The move will give Kerry increased penetration into markets in Europe, Russia and the Middle East.
SuCrest, with production and product development facilities in Hochheim, Germany, and Vitebsk, Belarus, and a sales office in Moscow, is a leading provider of sweet ingredients to the bakery, ice-cream, confectionery, cereal and snack sectors in European markets.
SuCrest reported annual revenues of €50m last year. The transaction is subject to regulatory approval but it is expected to be completed by the end of the year.
The deal comes hot on the heals of Kerry's bid for Cargill's global flavours business, which employs 700 in the US, Asia and Europe. Negotiations with staff are ongoing, but the deal is estimated to be worth €141m.
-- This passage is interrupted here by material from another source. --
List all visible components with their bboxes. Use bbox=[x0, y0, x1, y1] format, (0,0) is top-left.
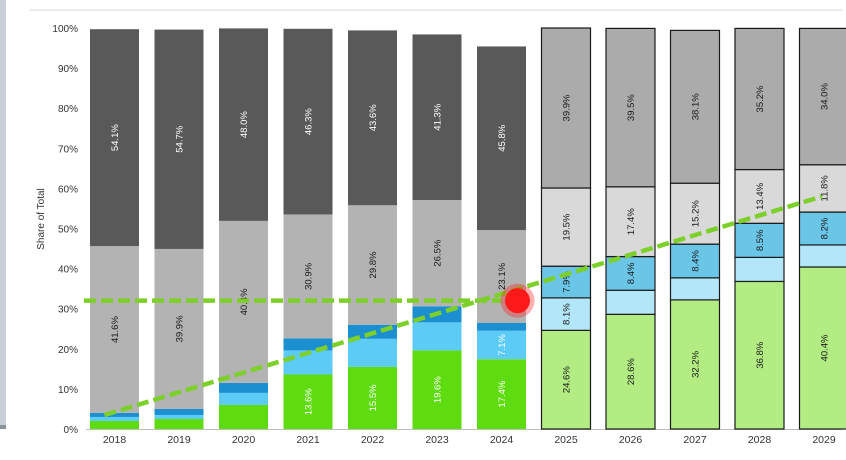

Kerry CEO Stan McCarthy told delegates at the ASA conference that he expected the company to spend €400m on acquisitions before the end of this year. He added that Kerry was in a position to spend €1-2bn on a big business purchase without requiring the company to raise equity on the stock market.
"Sourcing money by raising equity is quite expensive at the moment compared to debt," he said. "Debt is quite cheap at the moment for quality customers. So an aggressive acquisition strategy is where we're at."
Mr McCarthy told delegates who travelled to Maynooth to hear the Kerry boss being interviewed by Today FM's Matt Cooper that Kerry was well into a seven-year programme that was standardising the way the company operated around the world. It employs 23,000 people in 23 different countries.
When asked why Kerry has stuck with traditional milk processing when more than 70pc of its business was now concentrated in ingredients and flavourings, Mr McCarthy emphasised the relative profitability of their dairy processing and food manufacturing divisions.
"We don't want to go too far beyond the UK in relation to our foods business because then we'd end up competing with many of our customers in our ingredients division.
"Our farmer shareholders have great pride in what Kerry has become but they are also realists and know that there may be better ways to add value to their milk other than investing further in the milk business.
"But, having said that, our foods businesses give us as good or better rates of return on the money invested when compared to our ingredients or flavourings divisions."
The Kerry boss said that the focus for research and development at the company was going to be in improving nutrition and "removing the negatives from food" such as salts and fats.
He also highlighted the opportunities for the company in supplying the pharmaceutical industry with lactose-based products.